Today when I hit a tricky sentence, my brain suggests that I get up to stretch an imagined, phantom ache in my right thigh. I walk into my living room and pick up my Swiffer, and maneuver it between the couch’s legs to grab up a cat-sized amount of cat hair, and some errant popcorn. That’s when I look up at the wall and notice the painting that has been hanging a foot or so above the couch for about twelve years. And it is just begging for attention.

Two birthdays ago, when I became a mere boy of forty, I received an original print from a good friend of mine who is an enviously talented artist. Since the household chores I am willing to undertake typically involve making something a little cleaner, making something a little less cluttered, or making something little to eat, this print has sat in the hallway, its virgin whiteness protected between two pieces of cardboard. And if there has ever been a time this print needs to replace the picture in this frame, then that time is now.

Before I can reconsider my decision, I prop the Swiffer back into the corner and pull the framed painting off of the wall. It’s heavier than it looks and the couple of decades or so of cobwebs it’s been harboring instantly attach themselves to my shirt and my arm hair. I lay its bulk out on the kitchen table, the cat watching with fascination from a nearby chair. This, she knows, is big.

I turn it over and uproot all of the wood nails that hold the back board in place. I then crowbar it out with my pinkie nail. Then I fetch my friend’s print.

Taking something out of a case is a lot of responsibility. I always get the feeling I am doing something irreversible. Once that food processor is out of the package and those first pre-hummus chick peas are in it, it’s tarnished. It’ll never be as pristine as it was.

And so it is with my print. It is beautiful and in black and white. I slip it out and begin the process of fitting it into the backset of the frame. This proves more difficult than I thought it would be, so I am soon sweating and mumbling curses in the not so under parts of my breath. I have fully abandoned my tricky sentence.

The cat has left.

It is (obviously) not a perfect fit for a random frame, so it keeps slipping out. I have to rig a board and attach the print to it with Blu-Tack, a putty-like adhesive that teachers use a hundred times a day to stick things to walls and without which our lives would lack meaning. Some of the cobwebs have gone from my arm hair to the clean white print. I groan, at once worrying that I have ruined my friend’s print and wishing I had an altogether different personality.

A few quick brushes with a piece of toilet paper relieve the print of its webby smudges. I am attacked by flashes of reminiscence, since I grew up in a house with a father who took a halfway approach towards household chores. Our home featured window frames stained in two-ish tones and lazily listing ceiling fans that were monuments to partial-interest. I promise I will never tell anyone, and then I decide that I will in fact tell anyone who reads my blog this Monday.

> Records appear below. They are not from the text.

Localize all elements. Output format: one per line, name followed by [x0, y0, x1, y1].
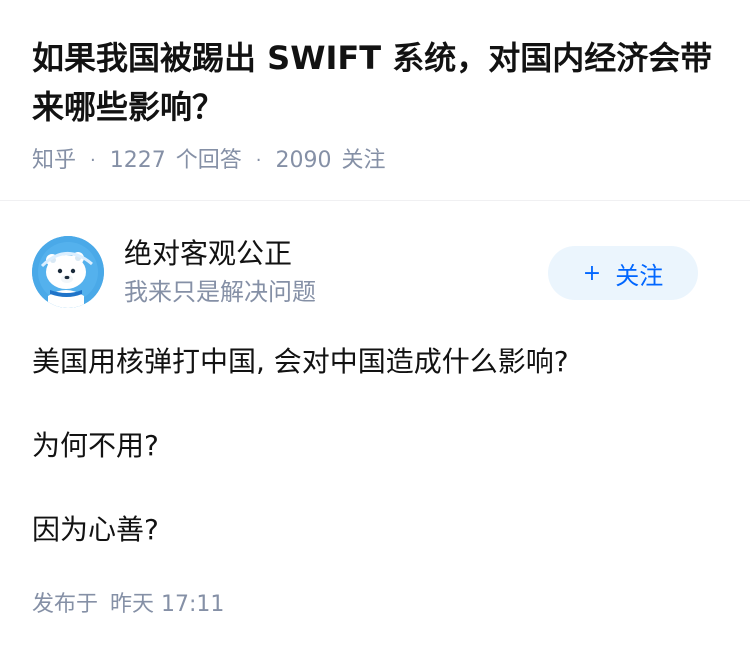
follow-label: 关注 — [615, 261, 664, 290]
publish-label: 发布于 — [32, 592, 99, 617]
answer-paragraph: 为何不用? — [32, 429, 159, 462]
publish-time: 发布于 昨天 17:11 — [32, 590, 224, 620]
question-meta: 知乎 · 1227 个回答 · 2090 关注 — [32, 146, 722, 176]
author-name[interactable]: 绝对客观公正 — [124, 236, 292, 272]
publish-timestamp: 昨天 17:11 — [110, 592, 225, 617]
author-row: 绝对客观公正 我来只是解决问题 + 关注 — [32, 236, 698, 308]
plus-icon: + — [582, 260, 602, 286]
answer-body: 美国用核弹打中国, 会对中国造成什么影响? 为何不用? 因为心善? — [32, 340, 722, 592]
answer-paragraph: 因为心善? — [32, 513, 159, 546]
follower-count: 2090 — [275, 148, 332, 173]
meta-separator: · — [255, 150, 262, 171]
question-header: 如果我国被踢出 SWIFT 系统，对国内经济会带来哪些影响？ 知乎 · 1227… — [32, 34, 722, 176]
follower-count-label: 关注 — [341, 148, 386, 173]
answer-count: 1227 — [109, 148, 166, 173]
question-title[interactable]: 如果我国被踢出 SWIFT 系统，对国内经济会带来哪些影响？ — [32, 34, 722, 132]
follow-button[interactable]: + 关注 — [548, 246, 698, 300]
answer-paragraph: 美国用核弹打中国, 会对中国造成什么影响? — [32, 345, 569, 378]
avatar-graphic — [32, 236, 104, 308]
meta-separator: · — [90, 150, 96, 171]
source-label[interactable]: 知乎 — [32, 146, 76, 176]
answer-count-label: 个回答 — [175, 148, 242, 173]
section-divider — [0, 200, 750, 201]
polar-bear-avatar-icon[interactable] — [32, 236, 104, 308]
author-headline: 我来只是解决问题 — [124, 278, 316, 306]
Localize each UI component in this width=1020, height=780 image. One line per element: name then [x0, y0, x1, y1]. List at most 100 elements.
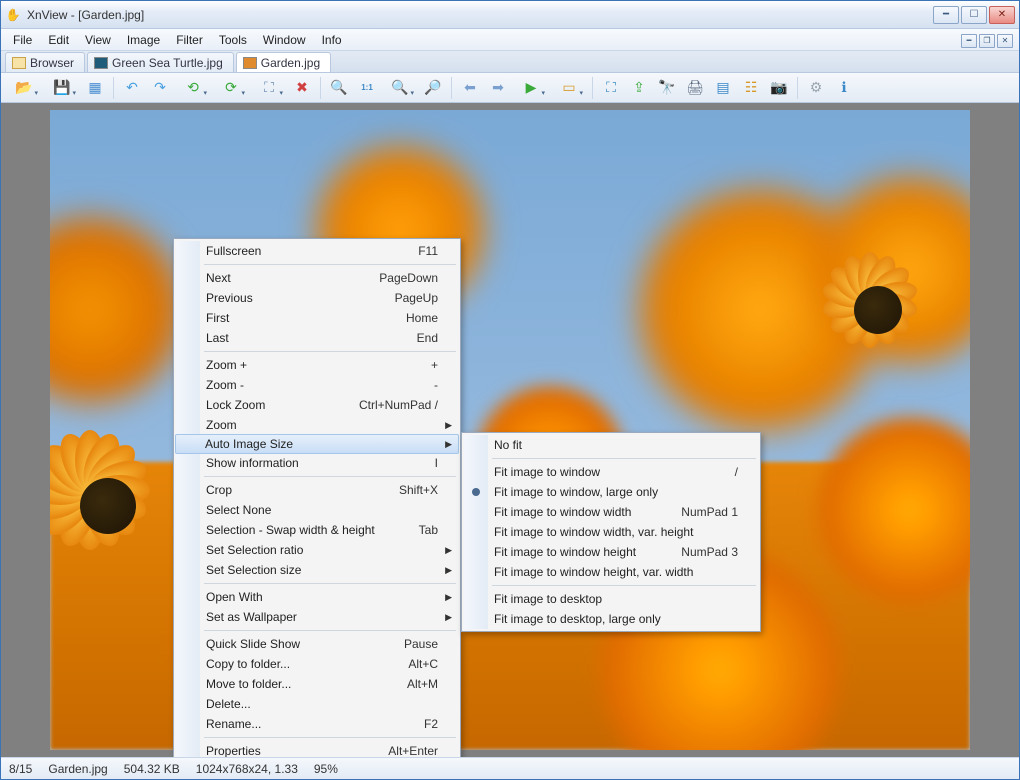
mdi-minimize-button[interactable]: ━	[961, 34, 977, 48]
minimize-button[interactable]: ━	[933, 6, 959, 24]
scanner-button[interactable]: ▤	[711, 76, 735, 100]
ctx-rename[interactable]: Rename...F2	[176, 714, 458, 734]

When I finally pinion the frame back against the wall, I feel somewhat satisfied, as though I have somehow gotten through a trial and done something, made a fire, hung a picture. Whatever. When I notice that I have hung the print upside down, I decide that the tricky sentence in my manuscript needs my attention, and so I pick up my Swiffer and slide my way back into my office.

The print is up. I hung the picture. In two years, or on the day of another tricky paragraph, it might even end up right side up.